Publishing Unbound was conceived as a collaboration between the university and the publishing industry, represented by the four event organizers: Heidi Waechtler (ABPBC), Sylvia Skene (Magazine Association of BC), Hannah McGregor (Simon Fraser University), and Erin Wunker (Dalhousie University). We initially sought funding through the Social Sciences and Humanities Research Council’s Connection program, and successfully received funding from the Canada Council for the Arts.
The event was organized in the style of an academic workshop, in which invited participants gather together to discuss a specific topic, often with the goal of publishing a special journal issue or edited volume of essays. Academic workshops let organizers carefully select participants to ensure representation of key fields or topics, and due to the focused nature of the group they make space for unusually extensive and frank conversation.
However, it became clear as we approached non-academic participants that this kind of event was unfamiliar to them; in the publishing industry, workshops are generally educational events in which people pay to learn from selected speakers. The invitation-only nature of Publishing Unbound led to some confusion and some concerns from members of the industry, who felt that the lack of audience was contrary to the openness at the heart of the event. Responding to their concerns, we scheduled a public evening of readings and talks at SFU Harbour Centre the Friday before the invitation-only weekend workshop.
Upon further discussion, the organizers agreed that invitation-only had enough advantages to outweigh the concerns. By inviting participants rather than accepting applications, we could prioritize the participation of people who may not have applied, including early-career publishers, many of whom are women of colour. We will detail the rationale for participants further in the next section.
In addition, the absence of an audience made the event into a safe venue for frank and open discussions, without the risk of harassment or derailing comments, which cannot be assured at open events. This is not to say that open events are without merit, but rather that there is value to both of these approaches.

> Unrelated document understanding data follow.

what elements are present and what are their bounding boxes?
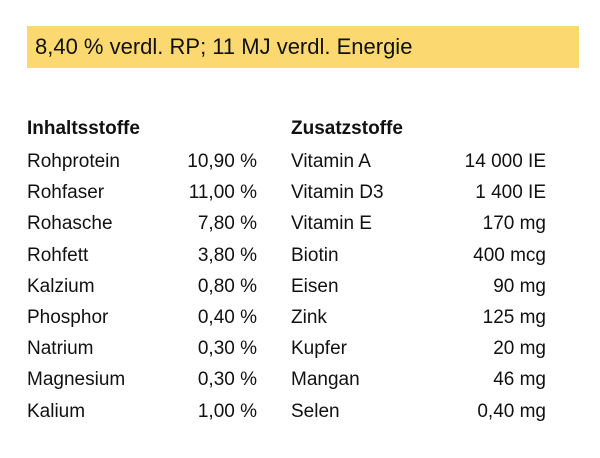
zusatzstoffe-table: Zusatzstoffe Vitamin A 14 000 IE Vitamin… <box>291 112 546 432</box>
additive-name: Vitamin A <box>291 151 371 172</box>
nutrient-name: Rohprotein <box>27 151 120 172</box>
inhaltsstoffe-row: Kalzium 0,80 % <box>27 271 257 302</box>
nutrient-value: 7,80 % <box>197 213 257 235</box>
additive-name: Selen <box>291 400 340 422</box>
zusatzstoffe-row: Vitamin D3 1 400 IE <box>291 177 546 208</box>
nutrient-name: Natrium <box>27 338 94 360</box>
inhaltsstoffe-row: Magnesium 0,30 % <box>27 364 257 395</box>
nutrient-name: Rohasche <box>27 213 113 235</box>
inhaltsstoffe-row: Natrium 0,30 % <box>27 333 257 364</box>
zusatzstoffe-row: Mangan 46 mg <box>291 364 546 395</box>
zusatzstoffe-heading: Zusatzstoffe <box>291 118 403 139</box>
additive-name: Mangan <box>291 369 360 391</box>
additive-value: 14 000 IE <box>464 151 546 172</box>
inhaltsstoffe-row: Phosphor 0,40 % <box>27 302 257 333</box>
inhaltsstoffe-row: Rohprotein 10,90 % <box>27 146 257 177</box>
nutrient-name: Phosphor <box>27 306 109 328</box>
additive-name: Kupfer <box>291 338 347 360</box>
inhaltsstoffe-row: Rohfaser 11,00 % <box>27 177 257 208</box>
additive-name: Eisen <box>291 275 339 297</box>
energy-banner: 8,40 % verdl. RP; 11 MJ verdl. Energie <box>27 26 579 68</box>
nutrient-value: 0,40 % <box>197 306 257 328</box>
additive-value: 170 mg <box>482 213 546 235</box>
zusatzstoffe-row: Selen 0,40 mg <box>291 396 546 427</box>
inhaltsstoffe-row: Rohfett 3,80 % <box>27 240 257 271</box>
zusatzstoffe-row: Kupfer 20 mg <box>291 333 546 364</box>
zusatzstoffe-row: Zink 125 mg <box>291 302 546 333</box>
nutrient-value: 0,30 % <box>197 369 257 391</box>
inhaltsstoffe-table: Inhaltsstoffe Rohprotein 10,90 % Rohfase… <box>27 112 257 432</box>
inhaltsstoffe-row: Kalium 1,00 % <box>27 396 257 427</box>
nutrient-value: 1,00 % <box>197 400 257 422</box>
inhaltsstoffe-row: Rohasche 7,80 % <box>27 208 257 239</box>
nutrient-name: Kalium <box>27 400 86 422</box>
additive-value: 20 mg <box>493 338 546 360</box>
zusatzstoffe-row: Vitamin E 170 mg <box>291 208 546 239</box>
nutrient-value: 10,90 % <box>187 151 257 172</box>
additive-value: 46 mg <box>493 369 546 391</box>
zusatzstoffe-row: Eisen 90 mg <box>291 271 546 302</box>
zusatzstoffe-row: Vitamin A 14 000 IE <box>291 146 546 177</box>
nutrient-name: Magnesium <box>27 369 126 391</box>
nutrient-name: Rohfett <box>27 244 89 266</box>
nutrient-value: 11,00 % <box>188 182 257 204</box>
additive-value: 0,40 mg <box>477 400 546 422</box>
nutrient-name: Rohfaser <box>27 182 105 204</box>
additive-name: Vitamin D3 <box>291 182 384 204</box>
additive-name: Zink <box>291 306 327 328</box>
additive-value: 125 mg <box>482 306 546 328</box>
nutrient-name: Kalzium <box>27 275 95 297</box>
nutrient-value: 3,80 % <box>197 244 257 266</box>
nutrient-value: 0,80 % <box>197 275 257 297</box>
additive-name: Biotin <box>291 244 339 266</box>
nutrient-value: 0,30 % <box>197 338 257 360</box>
additive-value: 90 mg <box>493 275 546 297</box>
inhaltsstoffe-heading: Inhaltsstoffe <box>27 118 140 139</box>
zusatzstoffe-row: Biotin 400 mcg <box>291 240 546 271</box>
additive-name: Vitamin E <box>291 213 372 235</box>
additive-value: 400 mcg <box>473 244 546 266</box>
additive-value: 1 400 IE <box>475 182 546 204</box>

The number at the weekend workshop was limited by our decision to pay travel, accommodation, and an honorarium to all participants, recognizing that many people working in publishing cannot afford to travel to events without assistance. Other iterations of similar events could focus on local participants, thus mitigating travel and accommodation costs; however, we believe honoraria should be paid to participants wherever possible, as a failure to do so would undermine the importance of an event such as this and the specialized knowledge possessed by diverse participants. Women of colour and people from other underrepresented groups are disproportionately called upon to perform free labour, especially emotional labour, and a key value to organizing an event that seeks to address equity in any industry must be a commitment to remunerating such labour.
Finally, we decided not to record or circulate the detailed notes of the conversations that unfolded at Publishing Unbound, and asked participants not to tweet about or share the content of these conversations. These assurances of confidentiality allowed participants to speak openly about difficult topics. This report respects that confidentiality and thus summarizes the key themes of conversations without identifying speakers, while redacting any potential identifying details or information that might expose participants to risk. At future events, different decisions could be made, but only with the complete agreement of all participants.